Un réalisateur tel que Luchino Visconti est propice à souvent établir des paternes et des thématiques propre à son œuvre, que l’on retrouve à travers les différents films qu’il produit durant sa carrière. Sur la filmographie du réalisateur italien règne pour la plupart du temps un intérêt voué aux grandeurs, qu’elles soient humaines ou qu’elles transcendent l’espace purement intimiste pour s’offrir à une vision historique. C’est de cette manière que Rocco et ses Frères se détache de l’essence même de ce qui fait habituellement le cinéma de Visconti, il s’agit pourtant là de son meilleur chef d’œuvre, dans lequel il décide de faire exister les pérégrinations d’une jalousie fraternelle.

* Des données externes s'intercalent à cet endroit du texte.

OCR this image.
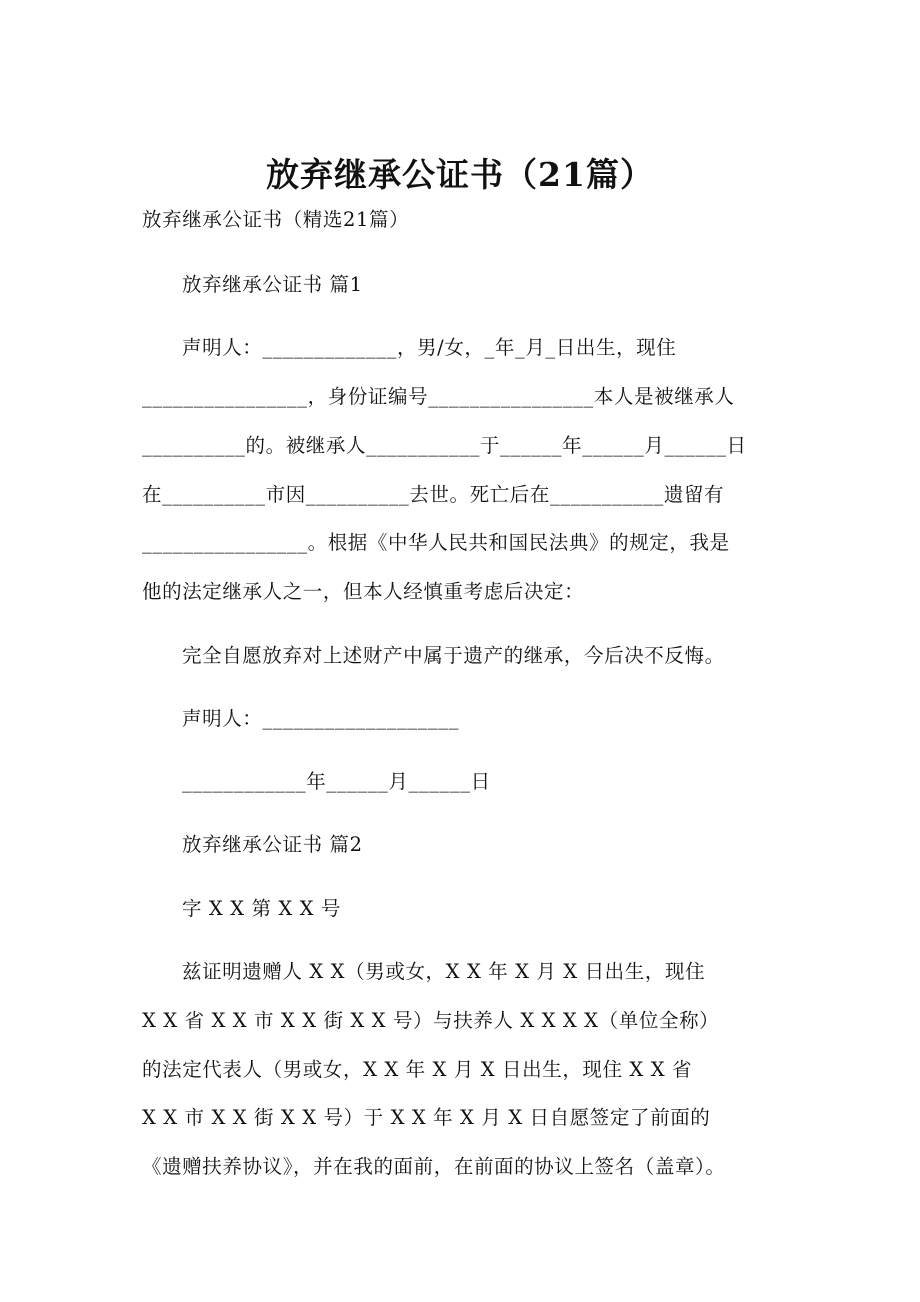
放弃继承公证书（21篇）
放弃继承公证书（精选21篇）
放弃继承公证书 篇1
声明人：_____________，男/女，_年_月_日出生，现住
________________，身份证编号________________本人是被继承人
__________的。被继承人___________于______年______月______日
在__________市因__________去世。死亡后在___________遗留有
________________。根据《中华人民共和国民法典》的规定，我是
他的法定继承人之一，但本人经慎重考虑后决定：
完全自愿放弃对上述财产中属于遗产的继承，今后决不反悔。
声明人：___________________
____________年______月______日
放弃继承公证书 篇2
字 X X 第 X X 号
兹证明遗赠人 X X（男或女，X X 年 X 月 X 日出生，现住
X X 省 X X 市 X X 街 X X 号）与扶养人 X X X X（单位全称）
的法定代表人（男或女，X X 年 X 月 X 日出生，现住 X X 省
X X 市 X X 街 X X 号）于 X X 年 X 月 X 日自愿签定了前面的
《遗赠扶养协议》，并在我的面前，在前面的协议上签名（盖章）。
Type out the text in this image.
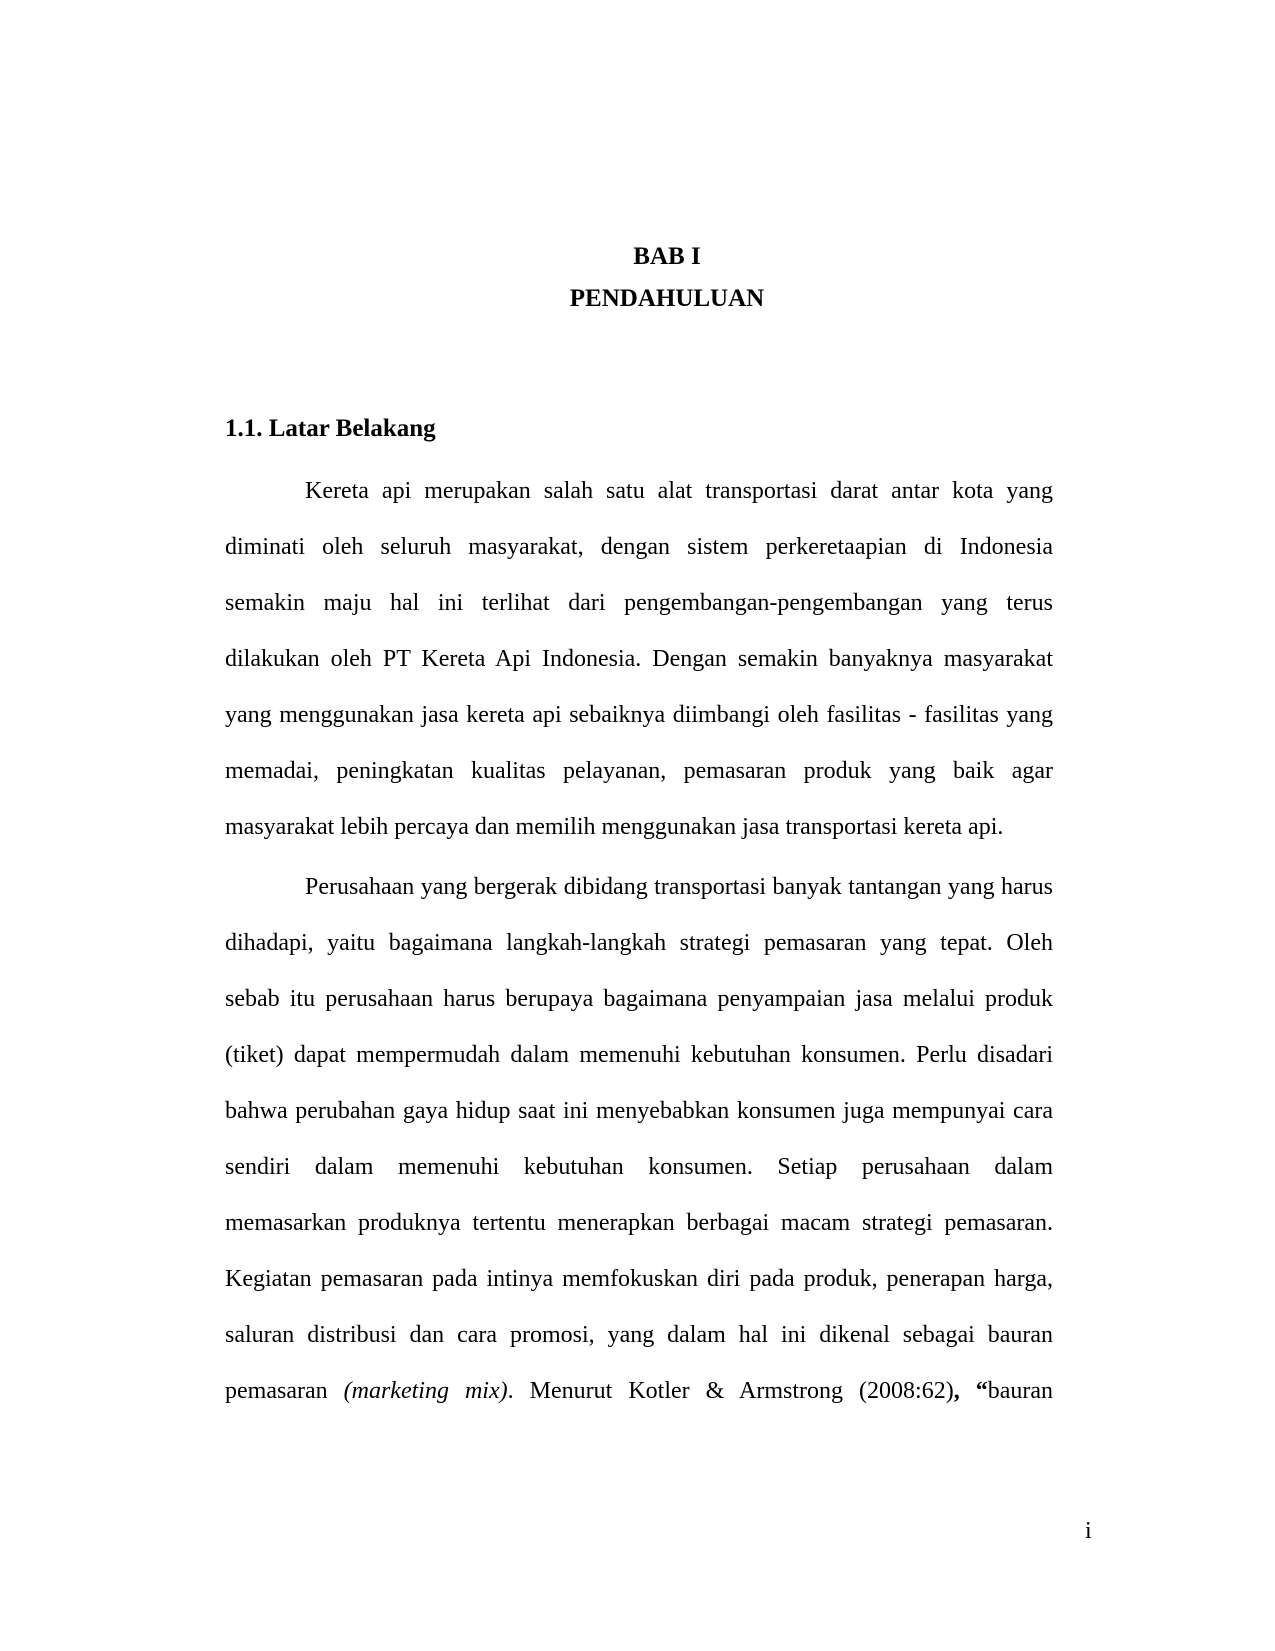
BAB I
PENDAHULUAN
1.1. Latar Belakang
Kereta api merupakan salah satu alat transportasi darat antar kota yang
diminati oleh seluruh masyarakat, dengan sistem perkeretaapian di Indonesia
semakin maju hal ini terlihat dari pengembangan-pengembangan yang terus
dilakukan oleh PT Kereta Api Indonesia. Dengan semakin banyaknya masyarakat
yang menggunakan jasa kereta api sebaiknya diimbangi oleh fasilitas - fasilitas yang
memadai, peningkatan kualitas pelayanan, pemasaran produk yang baik agar
masyarakat lebih percaya dan memilih menggunakan jasa transportasi kereta api.
Perusahaan yang bergerak dibidang transportasi banyak tantangan yang harus
dihadapi, yaitu bagaimana langkah-langkah strategi pemasaran yang tepat. Oleh
sebab itu perusahaan harus berupaya bagaimana penyampaian jasa melalui produk
(tiket) dapat mempermudah dalam memenuhi kebutuhan konsumen. Perlu disadari
bahwa perubahan gaya hidup saat ini menyebabkan konsumen juga mempunyai cara
sendiri dalam memenuhi kebutuhan konsumen. Setiap perusahaan dalam
memasarkan produknya tertentu menerapkan berbagai macam strategi pemasaran.
Kegiatan pemasaran pada intinya memfokuskan diri pada produk, penerapan harga,
saluran distribusi dan cara promosi, yang dalam hal ini dikenal sebagai bauran
pemasaran (marketing mix). Menurut Kotler & Armstrong (2008:62), “bauran
i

En découvrant cette famille au milieu de la foule on comprend rapidement toute l’attention qui lui sera portée, celle-ci prend de la place autant figurativement que figuralement, on la voit se détacher du reste pour fonctionner comme un conglomérat plongé dans de grands espaces. La mère est le pilier central de cette descendance masculine, toujours entourée de ses fils c’est elle qui les présente au monde fière des valeurs qu’elle a pu leur inculquer. Mais cette présentation des garçons durera tout du long, chacun ayant un chapitre attitré permettant de recentrer l’action en fonction des utilités scénaristiques de chacun. Cet enchaînement réussit à montrer les liens qui les unissent, redéfinissant la famille comme le noyau central de l’attention des jeunes hommes, la parenté devient alors le prisme dans lequel le spectateur est amené à observer les choix de chaque personnage. Sous l’égide de cette instance chacun doit apprendre à vivre en appartenant à une unité dépassant sa propre existence, l’importance devient alors de pouvoir partager un repas avec tous les membres de sa famille dans une atmosphère de paix, bercée par la nourriture de la mère et la représentation de l’union des frères en présence des photos accrochées au mur.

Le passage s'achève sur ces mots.